DESIGN OF FAST MULTIDIMENSIONAL FILTERS BY GENETIC ALGORITHMS
Undergraduate
ABSTRACT
The need for fast multidimensional signal processing arises in many areas. One of the more demanding applications is real time visualization of medical data acquired with eg magnetic resonance imaging where large amounts of data can be generated. This data has to be reduced to relevant clinical information, either by image reconstruction and enhancement or automatic feature extraction.
Design of fast-acting multidimensional filters has been subject to research during the last three decades. Usually methods for fast filtering are based on applying a sequence of filters of lower dimensionality acquired by eg weighted low-rank approximation. Filter networks is a method to design fast multidimensional filters by decomposing multiple filters into simpler filter components in which coefficients are allowed to be sparsely scattered. Up until now, coefficient placement has been done by hand, a procedure which is time-consuming and difficult.
The aim of this thesis is to investigate whether genetic algorithms can be used to place coefficients in filter networks. A method is developed and tested on 2-D filters and the resulting filters have lower distortion values while still maintaining the same or lower number of coefficients than filters designed with previously known methods.
Introduction Multidimensional
signals are generated in a large area of applications. In health care, such
signals are used extensively and are generated with imaging techniques such as
computed tomography (CT), magnetic resonance imaging (MRI) and ultrasound
imaging. These techniques produce large data sets that has to be processed and
visualized, a process that is computationally complex and time consuming.
Improvements in imaging techniques has made it possible to acquire not only
ordinary images but e.g. 3-D ’pictures’ of the human body.
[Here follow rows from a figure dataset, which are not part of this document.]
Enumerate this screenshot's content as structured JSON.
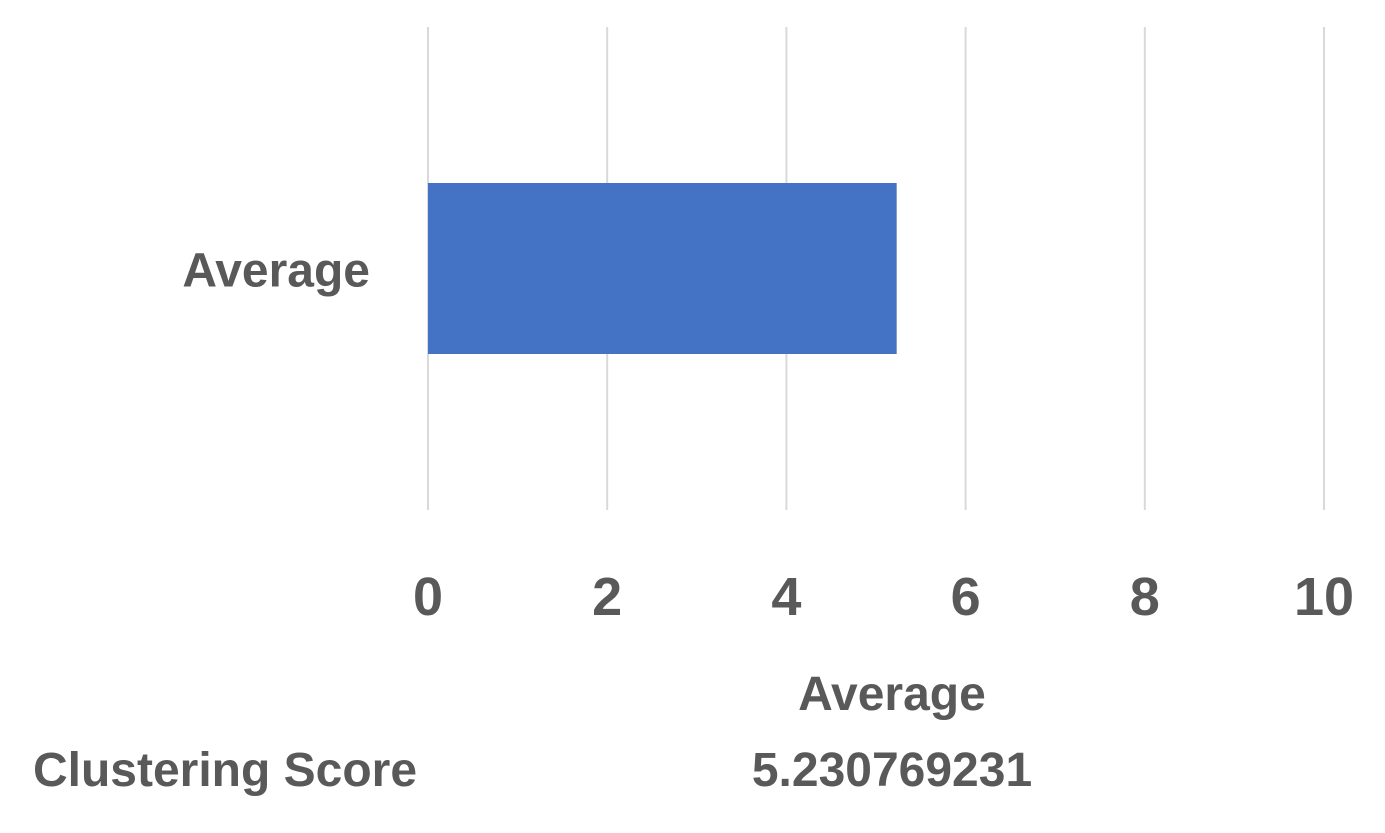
{
  "chart_data": {
    "type": "bar",
    "orientation": "horizontal",
    "categories": [
      "Average"
    ],
    "values": [
      5.230769231
    ],
    "xlim": [
      0,
      10
    ],
    "x_ticks": [
      "0",
      "2",
      "4",
      "6",
      "8",
      "10"
    ],
    "grid": "vertical",
    "bar_color": "#4472C4",
    "gridline_color": "#d9d9d9",
    "text_color": "#595959",
    "data_table": {
      "column_header": "Average",
      "row_label": "Clustering Score",
      "value": "5.230769231"
    }
  }
}
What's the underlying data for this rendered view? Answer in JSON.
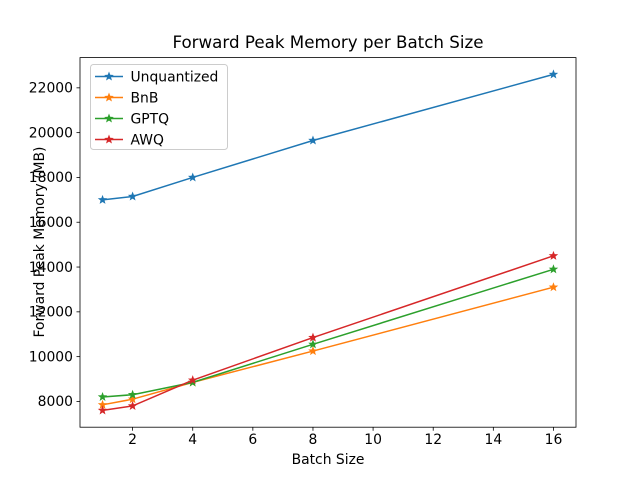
{
  "chart_data": {
    "type": "line",
    "title": "Forward Peak Memory per Batch Size",
    "xlabel": "Batch Size",
    "ylabel": "Forward Peak Memory (MB)",
    "x": [
      1,
      2,
      4,
      8,
      16
    ],
    "series": [
      {
        "name": "Unquantized",
        "color": "#1f77b4",
        "values": [
          17000,
          17150,
          18000,
          19650,
          22600
        ]
      },
      {
        "name": "BnB",
        "color": "#ff7f0e",
        "values": [
          7850,
          8100,
          8850,
          10250,
          13100
        ]
      },
      {
        "name": "GPTQ",
        "color": "#2ca02c",
        "values": [
          8200,
          8300,
          8850,
          10550,
          13900
        ]
      },
      {
        "name": "AWQ",
        "color": "#d62728",
        "values": [
          7600,
          7800,
          8950,
          10850,
          14500
        ]
      }
    ],
    "xticks": [
      2,
      4,
      6,
      8,
      10,
      12,
      14,
      16
    ],
    "yticks": [
      8000,
      10000,
      12000,
      14000,
      16000,
      18000,
      20000,
      22000
    ],
    "xlim": [
      0.25,
      16.75
    ],
    "ylim": [
      6850,
      23350
    ],
    "grid": false,
    "marker": "star",
    "line_width": 1.5,
    "legend_position": "upper left",
    "legend_entries": [
      "Unquantized",
      "BnB",
      "GPTQ",
      "AWQ"
    ],
    "background_color": "#ffffff",
    "spine_color": "#000000",
    "legend_border_color": "#cccccc"
  }
}
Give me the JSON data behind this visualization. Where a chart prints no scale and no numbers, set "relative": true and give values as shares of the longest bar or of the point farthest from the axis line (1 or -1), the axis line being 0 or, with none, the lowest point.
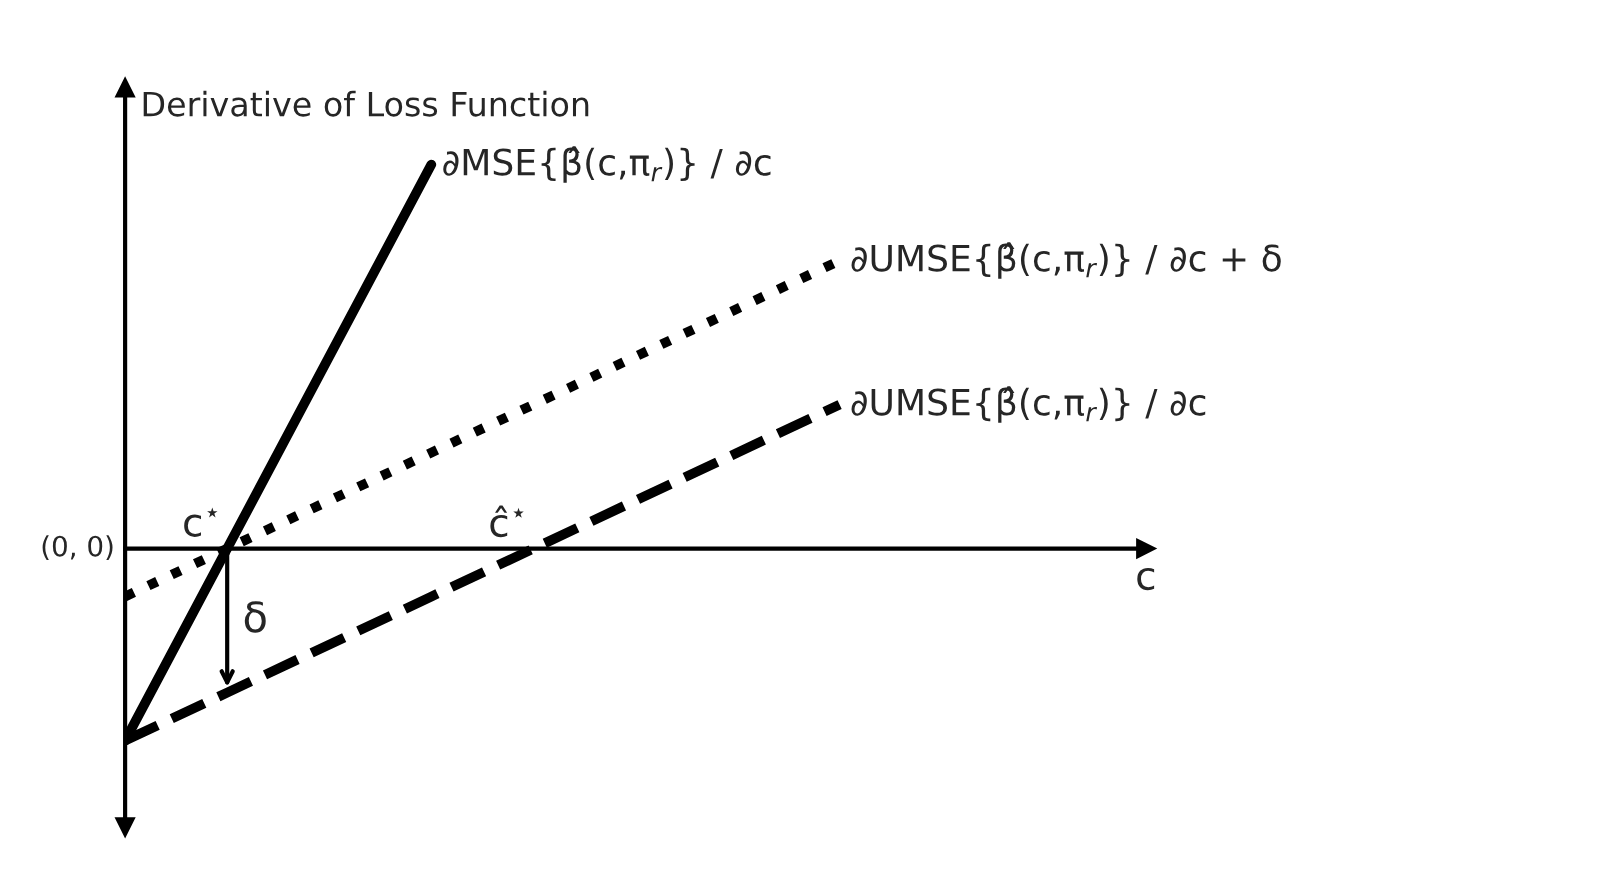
{
  "chart_data": {
    "type": "line",
    "relative": true,
    "ylabel": "Derivative of Loss Function",
    "xlabel": "c",
    "tick_labels": false,
    "categories": [
      null,
      null,
      null,
      null,
      null,
      null,
      null,
      null,
      null,
      null,
      null
    ],
    "series": [
      {
        "name": "∂MSE{β̂(c,π$_{r}$)} / ∂c",
        "color": "#000000",
        "line_style": "solid",
        "values": [
          -0.5,
          0,
          0.5,
          1.0,
          null,
          null,
          null,
          null,
          null,
          null,
          null
        ]
      },
      {
        "name": "∂UMSE{β̂(c,π$_{r}$)} / ∂c + δ",
        "color": "#000000",
        "line_style": "dotted",
        "values": [
          -0.125,
          0,
          0.125,
          0.25,
          0.375,
          0.5,
          0.625,
          0.75,
          null,
          null,
          null
        ]
      },
      {
        "name": "∂UMSE{β̂(c,π$_{r}$)} / ∂c",
        "color": "#000000",
        "line_style": "dashed",
        "values": [
          -0.5,
          -0.375,
          -0.25,
          -0.125,
          0,
          0.125,
          0.25,
          0.375,
          null,
          null,
          null
        ]
      }
    ],
    "annotations": [
      "(0, 0)",
      "c$^{⋆}$",
      "ĉ$^{⋆}$",
      "δ"
    ]
  }
}
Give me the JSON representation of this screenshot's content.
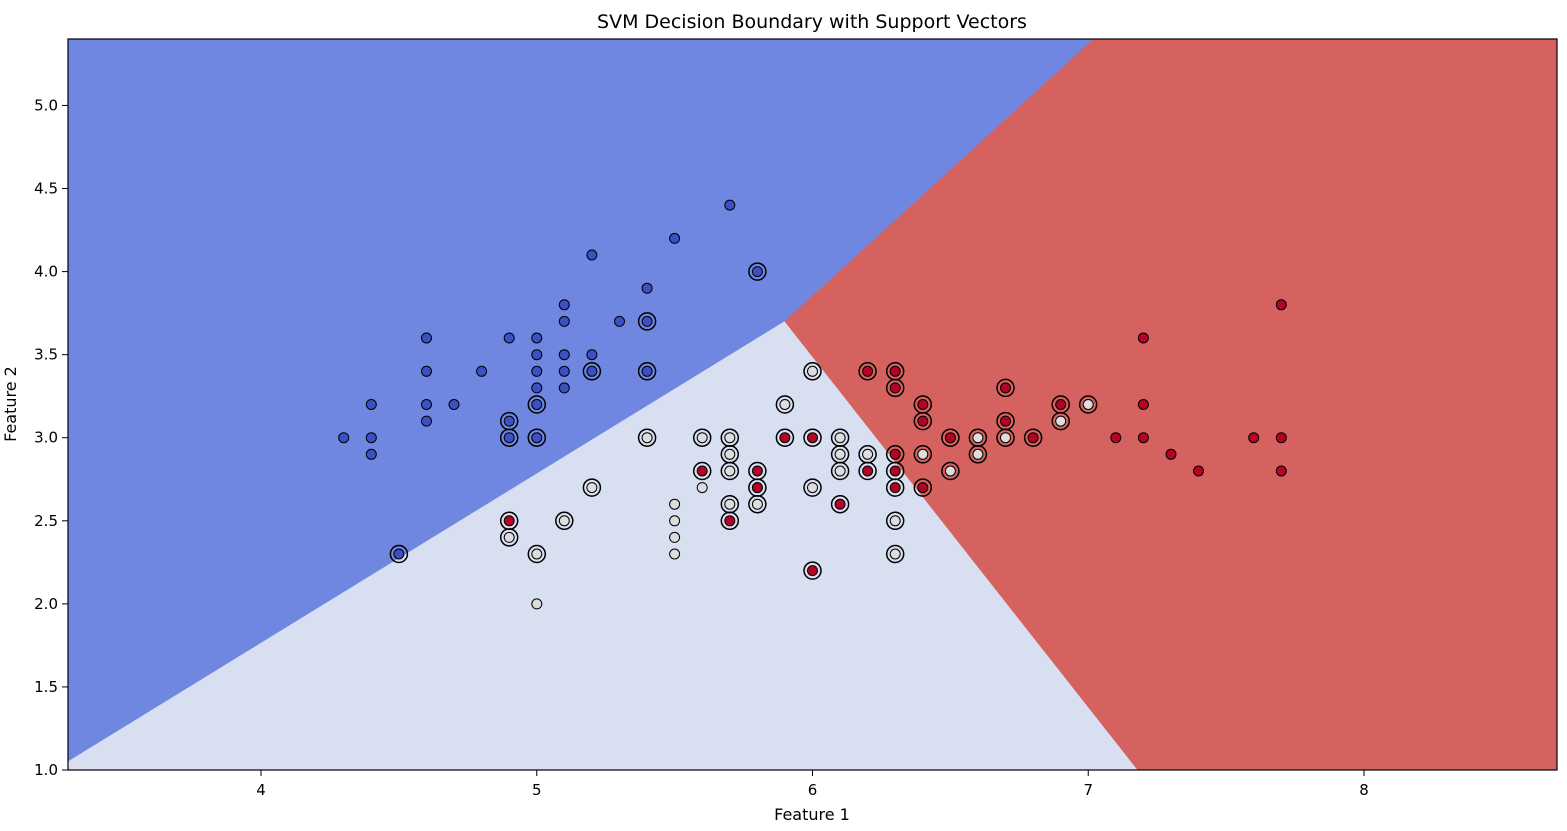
{
  "chart_data": {
    "type": "scatter",
    "title": "SVM Decision Boundary with Support Vectors",
    "xlabel": "Feature 1",
    "ylabel": "Feature 2",
    "xlim": [
      3.3,
      8.7
    ],
    "ylim": [
      1.0,
      5.4
    ],
    "x_ticks": [
      4,
      5,
      6,
      7,
      8
    ],
    "x_tick_labels": [
      "4",
      "5",
      "6",
      "7",
      "8"
    ],
    "y_ticks": [
      1.0,
      1.5,
      2.0,
      2.5,
      3.0,
      3.5,
      4.0,
      4.5,
      5.0
    ],
    "y_tick_labels": [
      "1.0",
      "1.5",
      "2.0",
      "2.5",
      "3.0",
      "3.5",
      "4.0",
      "4.5",
      "5.0"
    ],
    "grid": false,
    "colors": {
      "region_class_0": "#7087e1",
      "region_class_1": "#d7dff0",
      "region_class_2": "#d5625e",
      "class_0": "#3d50c3",
      "class_1": "#dddddd",
      "class_2": "#b40426",
      "marker_edge": "#000000",
      "support_vector_ring": "#000000"
    },
    "decision_regions": [
      {
        "class": 0,
        "polygon": [
          [
            3.3,
            1.05
          ],
          [
            5.9,
            3.7
          ],
          [
            7.02,
            5.4
          ],
          [
            3.3,
            5.4
          ]
        ]
      },
      {
        "class": 1,
        "polygon": [
          [
            3.3,
            1.0
          ],
          [
            3.3,
            1.05
          ],
          [
            5.9,
            3.7
          ],
          [
            7.18,
            1.0
          ]
        ]
      },
      {
        "class": 2,
        "polygon": [
          [
            5.9,
            3.7
          ],
          [
            7.18,
            1.0
          ],
          [
            8.7,
            1.0
          ],
          [
            8.7,
            5.4
          ],
          [
            7.02,
            5.4
          ]
        ]
      }
    ],
    "series": [
      {
        "class": 0,
        "points": [
          [
            4.3,
            3.0
          ],
          [
            4.4,
            3.2
          ],
          [
            4.4,
            3.0
          ],
          [
            4.4,
            2.9
          ],
          [
            4.5,
            2.3
          ],
          [
            4.6,
            3.6
          ],
          [
            4.6,
            3.4
          ],
          [
            4.6,
            3.2
          ],
          [
            4.6,
            3.1
          ],
          [
            4.7,
            3.2
          ],
          [
            4.8,
            3.4
          ],
          [
            4.9,
            3.6
          ],
          [
            4.9,
            3.1
          ],
          [
            4.9,
            3.0
          ],
          [
            5.0,
            3.6
          ],
          [
            5.0,
            3.5
          ],
          [
            5.0,
            3.4
          ],
          [
            5.0,
            3.3
          ],
          [
            5.0,
            3.2
          ],
          [
            5.0,
            3.0
          ],
          [
            5.1,
            3.8
          ],
          [
            5.1,
            3.7
          ],
          [
            5.1,
            3.5
          ],
          [
            5.1,
            3.4
          ],
          [
            5.1,
            3.3
          ],
          [
            5.2,
            4.1
          ],
          [
            5.2,
            3.5
          ],
          [
            5.2,
            3.4
          ],
          [
            5.3,
            3.7
          ],
          [
            5.4,
            3.9
          ],
          [
            5.4,
            3.7
          ],
          [
            5.4,
            3.4
          ],
          [
            5.5,
            4.2
          ],
          [
            5.7,
            4.4
          ],
          [
            5.8,
            4.0
          ]
        ]
      },
      {
        "class": 1,
        "points": [
          [
            4.9,
            2.4
          ],
          [
            5.0,
            2.3
          ],
          [
            5.0,
            2.0
          ],
          [
            5.1,
            2.5
          ],
          [
            5.2,
            2.7
          ],
          [
            5.4,
            3.0
          ],
          [
            5.5,
            2.6
          ],
          [
            5.5,
            2.5
          ],
          [
            5.5,
            2.4
          ],
          [
            5.5,
            2.3
          ],
          [
            5.6,
            3.0
          ],
          [
            5.6,
            2.7
          ],
          [
            5.7,
            3.0
          ],
          [
            5.7,
            2.9
          ],
          [
            5.7,
            2.8
          ],
          [
            5.7,
            2.6
          ],
          [
            5.8,
            2.7
          ],
          [
            5.8,
            2.6
          ],
          [
            5.9,
            3.2
          ],
          [
            6.0,
            3.4
          ],
          [
            6.0,
            2.7
          ],
          [
            6.1,
            3.0
          ],
          [
            6.1,
            2.9
          ],
          [
            6.1,
            2.8
          ],
          [
            6.2,
            2.9
          ],
          [
            6.3,
            2.5
          ],
          [
            6.3,
            2.3
          ],
          [
            6.4,
            2.9
          ],
          [
            6.5,
            2.8
          ],
          [
            6.6,
            3.0
          ],
          [
            6.6,
            2.9
          ],
          [
            6.7,
            3.0
          ],
          [
            6.9,
            3.1
          ],
          [
            7.0,
            3.2
          ]
        ]
      },
      {
        "class": 2,
        "points": [
          [
            4.9,
            2.5
          ],
          [
            5.6,
            2.8
          ],
          [
            5.7,
            2.5
          ],
          [
            5.8,
            2.8
          ],
          [
            5.8,
            2.7
          ],
          [
            5.9,
            3.0
          ],
          [
            6.0,
            3.0
          ],
          [
            6.0,
            2.2
          ],
          [
            6.1,
            2.6
          ],
          [
            6.2,
            3.4
          ],
          [
            6.2,
            2.8
          ],
          [
            6.3,
            3.4
          ],
          [
            6.3,
            3.3
          ],
          [
            6.3,
            2.9
          ],
          [
            6.3,
            2.8
          ],
          [
            6.3,
            2.7
          ],
          [
            6.4,
            3.2
          ],
          [
            6.4,
            3.1
          ],
          [
            6.4,
            2.7
          ],
          [
            6.5,
            3.0
          ],
          [
            6.7,
            3.3
          ],
          [
            6.7,
            3.1
          ],
          [
            6.8,
            3.0
          ],
          [
            6.9,
            3.2
          ],
          [
            7.1,
            3.0
          ],
          [
            7.2,
            3.6
          ],
          [
            7.2,
            3.2
          ],
          [
            7.2,
            3.0
          ],
          [
            7.3,
            2.9
          ],
          [
            7.4,
            2.8
          ],
          [
            7.6,
            3.0
          ],
          [
            7.7,
            3.8
          ],
          [
            7.7,
            3.0
          ],
          [
            7.7,
            2.8
          ]
        ]
      }
    ],
    "support_vectors": [
      [
        4.5,
        2.3
      ],
      [
        4.9,
        3.1
      ],
      [
        4.9,
        3.0
      ],
      [
        5.0,
        3.2
      ],
      [
        5.0,
        3.0
      ],
      [
        5.2,
        3.4
      ],
      [
        5.4,
        3.7
      ],
      [
        5.4,
        3.4
      ],
      [
        5.8,
        4.0
      ],
      [
        4.9,
        2.5
      ],
      [
        4.9,
        2.4
      ],
      [
        5.0,
        2.3
      ],
      [
        5.1,
        2.5
      ],
      [
        5.2,
        2.7
      ],
      [
        5.4,
        3.0
      ],
      [
        5.6,
        3.0
      ],
      [
        5.6,
        2.8
      ],
      [
        5.7,
        3.0
      ],
      [
        5.7,
        2.9
      ],
      [
        5.7,
        2.8
      ],
      [
        5.7,
        2.6
      ],
      [
        5.7,
        2.5
      ],
      [
        5.8,
        2.8
      ],
      [
        5.8,
        2.7
      ],
      [
        5.8,
        2.6
      ],
      [
        5.9,
        3.2
      ],
      [
        5.9,
        3.0
      ],
      [
        6.0,
        3.4
      ],
      [
        6.0,
        3.0
      ],
      [
        6.0,
        2.7
      ],
      [
        6.0,
        2.2
      ],
      [
        6.1,
        3.0
      ],
      [
        6.1,
        2.9
      ],
      [
        6.1,
        2.8
      ],
      [
        6.1,
        2.6
      ],
      [
        6.2,
        3.4
      ],
      [
        6.2,
        2.9
      ],
      [
        6.2,
        2.8
      ],
      [
        6.3,
        3.4
      ],
      [
        6.3,
        3.3
      ],
      [
        6.3,
        2.9
      ],
      [
        6.3,
        2.8
      ],
      [
        6.3,
        2.7
      ],
      [
        6.3,
        2.5
      ],
      [
        6.3,
        2.3
      ],
      [
        6.4,
        3.2
      ],
      [
        6.4,
        3.1
      ],
      [
        6.4,
        2.9
      ],
      [
        6.4,
        2.7
      ],
      [
        6.5,
        3.0
      ],
      [
        6.5,
        2.8
      ],
      [
        6.6,
        3.0
      ],
      [
        6.6,
        2.9
      ],
      [
        6.7,
        3.3
      ],
      [
        6.7,
        3.1
      ],
      [
        6.7,
        3.0
      ],
      [
        6.8,
        3.0
      ],
      [
        6.9,
        3.2
      ],
      [
        6.9,
        3.1
      ],
      [
        7.0,
        3.2
      ]
    ]
  }
}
With increased
dimensionality of signals, the amount of data produced and the number of
computations required for processing increases exponentially. This creates a
need for computationally efficient signal processing methods.
Multidimensional Signal Processing The most common example
of multidimensional signals are actually ordinary digital images. A 512×512
grayscale image can be represented by a 512×512 matrix with integer values
representing intensity. Signals can be multidimensional in another sense,
however. In an RGB colour image, each pixel contains three elements, One value
for red, green and blue respectively, and is essentially a vector field. This
signal has outer dimensionality 2 and
inner dimensionality 3. The outer dimensions can
be e.g. spatial or temporal. An image sequence (movie) for instance has two
spatial dimensions and one temporal. This has implications on the expected
spectrum and, if the sequences are captured and processed in real time,
causality of the filters along the temporal dimension. In a stored image
sequence, temporal dimensions can usually be treated as spatial in terms of
causality and the sequence can be viewed as a volume. In health care several
imaging modalities are used to generate 3-D signals.
Fast
Filtering Design of fast
multidimensional filters has been subject to research at least since 1971.
Although computers have developed tremendously since, filtering of large
multidimensional signals is still very time-consuming and more efficient filter
implementations are called for. Usually methods for fast filtering are based on
applying a sequence of filters of lower dimensionality, e.g. by making a
low-rank approximation. Filter networks is a method to design fast multidimensional
filters by decomposing multiple filters into simpler filter components in which
coefficients are allowed to be sparsely scattered. Up until now,
coefficient placement has been done by hand, a procedure which can be
time-consuming and difficult for larger filter network implementations and
require a large amount of experience in design and implementation of filters
and filter networks.
Genetic Algorithms
Genetic algorithms is an optimization method inspired by evolution in biological systems. They are an abstract model of sexual reproduction within a population of a species where the genetic material is modeled by some data structure, most often a string of symbols. This can be compared to DNA which can be seen as two coupled strings of symbols from a four letter alphabet. The use of a two-string representation (or diploid encodings) as in DNA is possible, but most often only one string (or haploid encoding) is used. Within the population, fit individuals survive to reproduce and their genetic material is recombined to new individuals. New genetic material is introduced through mutations and through this process sucessively better and better individuals of the species are bred.
In nature, evolution can
be seen as responsible for the evolution of hardware. Bodies of animals get
better and better adapted to the environment through this process and our
brains are also the product of evolution. This adaptation can be seen as a
learning across generations and is a very slow process often requiring several
million years to produce any discernible effects. A natural question is how
such a process can be used to evolve solutions in a computer in reasonable time. The answer is in the time it takes to evaluate if an individual is fit for
reproduction or not. In nature, this evaluation is performed by the surrounding
environment and is often a process of
several years. In computers, this task is performed by a fitness function
taking the role of the environment and this evaluation is often performed in a
matter of seconds. Therefore many more generations can pass and a good solution
can evolve in reasonable time.
Aims of this Study
The aim of this study is to investigate if genetic algorithms can be used to place coefficients in filter networks. This is done by developing a method of applying genetic algorithms to the design of filter networks and this method is tested on a number of examples. Results will also be analysed to see if any guidelines for design of filter networks can be found.